At the same forum, Pieter C. Smits, MD, PhD, Maasstad Hospital, Rotterdam, the Netherlands, pointed out that in the Kereiakes presentation, stenting was direct in only a minority of the patients. "I was a bit puzzled by that." Predilatation was performed in 68.2% of Slender stents and in 72.2% of Xience and Promos stents (= .05).

Many PCI operators "are not sold on direct stenting" because predilatation can improve stenting results in calcified lesions and for other reasons, Kereiakes acknowledged. But direct stenting "is feasible with this device. It's more feasible with this device than many other devices because of the profile and the deliverability."

At the media presentation, Kereiakes said overall resource utilization was lower for patients who had direct stenting in the study. "You don't even need a guide catheter, don't need a predilatation or postdilatation balloon, if you can direct stent with this." Reduced cath lab time and radiation exposure are other potential benefits, he said.
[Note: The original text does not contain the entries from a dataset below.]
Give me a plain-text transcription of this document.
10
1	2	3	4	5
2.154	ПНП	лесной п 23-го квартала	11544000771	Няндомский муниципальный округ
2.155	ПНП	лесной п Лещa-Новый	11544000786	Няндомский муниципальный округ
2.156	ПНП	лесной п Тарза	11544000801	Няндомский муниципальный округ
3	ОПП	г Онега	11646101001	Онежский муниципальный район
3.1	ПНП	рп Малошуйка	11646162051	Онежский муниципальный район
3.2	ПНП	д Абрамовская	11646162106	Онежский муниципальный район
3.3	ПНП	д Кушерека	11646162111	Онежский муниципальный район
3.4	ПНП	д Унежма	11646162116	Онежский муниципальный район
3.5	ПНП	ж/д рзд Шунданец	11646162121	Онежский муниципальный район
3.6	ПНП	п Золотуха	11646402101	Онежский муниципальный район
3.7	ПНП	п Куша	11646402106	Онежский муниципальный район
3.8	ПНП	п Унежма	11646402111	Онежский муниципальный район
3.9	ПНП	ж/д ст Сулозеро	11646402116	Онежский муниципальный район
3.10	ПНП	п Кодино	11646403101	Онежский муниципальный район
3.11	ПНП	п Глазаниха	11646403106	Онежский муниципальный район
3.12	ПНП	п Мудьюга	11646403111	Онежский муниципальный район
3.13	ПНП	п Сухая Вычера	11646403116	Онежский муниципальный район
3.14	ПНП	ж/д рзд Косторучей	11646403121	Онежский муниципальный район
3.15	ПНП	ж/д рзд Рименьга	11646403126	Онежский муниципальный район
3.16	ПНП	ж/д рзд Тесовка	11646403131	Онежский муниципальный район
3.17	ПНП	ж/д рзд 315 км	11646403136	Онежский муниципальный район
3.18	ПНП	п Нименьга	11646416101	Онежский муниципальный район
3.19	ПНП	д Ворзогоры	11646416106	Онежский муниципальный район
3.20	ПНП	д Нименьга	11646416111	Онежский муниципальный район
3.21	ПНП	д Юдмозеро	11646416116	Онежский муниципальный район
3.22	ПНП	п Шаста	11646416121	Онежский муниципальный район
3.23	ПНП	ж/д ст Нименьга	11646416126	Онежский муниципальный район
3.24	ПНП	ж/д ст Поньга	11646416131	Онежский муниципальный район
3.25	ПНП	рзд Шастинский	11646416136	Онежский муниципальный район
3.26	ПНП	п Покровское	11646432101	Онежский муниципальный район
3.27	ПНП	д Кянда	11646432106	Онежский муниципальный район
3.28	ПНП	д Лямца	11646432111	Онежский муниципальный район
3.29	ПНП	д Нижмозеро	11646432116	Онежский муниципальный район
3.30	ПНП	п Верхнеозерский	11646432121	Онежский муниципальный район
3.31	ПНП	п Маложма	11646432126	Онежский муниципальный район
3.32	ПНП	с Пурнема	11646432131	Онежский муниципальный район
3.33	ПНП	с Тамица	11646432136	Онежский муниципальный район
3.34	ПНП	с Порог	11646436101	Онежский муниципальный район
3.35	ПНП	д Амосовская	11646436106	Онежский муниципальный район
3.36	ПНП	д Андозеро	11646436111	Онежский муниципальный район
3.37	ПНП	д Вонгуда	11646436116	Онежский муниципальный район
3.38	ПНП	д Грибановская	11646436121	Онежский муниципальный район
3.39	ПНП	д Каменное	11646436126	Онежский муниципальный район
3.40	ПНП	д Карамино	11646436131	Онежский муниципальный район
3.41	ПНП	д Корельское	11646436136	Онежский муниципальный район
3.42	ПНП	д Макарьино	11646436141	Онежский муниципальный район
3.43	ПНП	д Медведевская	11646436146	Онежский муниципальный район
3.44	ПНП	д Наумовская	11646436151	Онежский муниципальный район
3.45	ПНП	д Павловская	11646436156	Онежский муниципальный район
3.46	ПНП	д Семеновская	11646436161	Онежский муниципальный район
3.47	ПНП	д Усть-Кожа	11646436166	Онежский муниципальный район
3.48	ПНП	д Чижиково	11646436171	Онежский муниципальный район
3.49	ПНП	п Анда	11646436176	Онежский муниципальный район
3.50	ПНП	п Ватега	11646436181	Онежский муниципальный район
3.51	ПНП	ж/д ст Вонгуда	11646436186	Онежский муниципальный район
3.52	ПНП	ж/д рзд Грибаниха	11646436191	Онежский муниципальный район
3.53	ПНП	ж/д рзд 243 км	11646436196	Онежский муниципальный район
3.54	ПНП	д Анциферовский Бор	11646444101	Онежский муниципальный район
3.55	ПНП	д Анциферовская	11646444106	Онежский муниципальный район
Byrne said he has not used the Slender, but "devices that have an edge in deliverability are likely to be attractive in the current interventional climate, of course. Devices that have an impact in resource utilization are relevant, wherever you're practicing."

TCT Connect is sponsored and run by the Cardiology Research Foundation, which, it frequently notes on the meeting site, "gratefully acknowledges the educational grant support from the 'Major Benefactors' Abbott, Boston Scientific, Edwards, and Medtronic," among other companies. OPTIMIZE IDE was funded by Svelte Medical Systems. Kereiakes disclosed receiving consulting fees or honoraria from Boston Scientific, Caliber Therapeutics/Orchestra Biomed, Elixir Medical, Shockwave, SINO Medical Sciences Technologies, and Svelte Medical Systems; and holding a major equity position in Ablative Solutions. Byrne disclosed receiving a research contract from CeloNova. Yeh disclosed receiving grant support or research contracts from Abbott Vascular, AstraZenca, Boston Scientific, Medtronic, Bard Medical, Cook Medical, and Philips; and receiving consultant fees or honoraria or serving on a speakers Bureau for Boston Scientific, Medtronic, and Abbott Vascular. Kirtane disclosed receiving grant support or research contracts from Medtronic, Abbott Vascular, Boston Scientific, CSI, Siemens, Philips, and ReCor Medical. Cutlip had no disclosures.

Transcatheter Cardiovascular Therapeutics (TCT) 2020: Late-Breaking Clinical Trial Session IV. Presented October 17, 2020.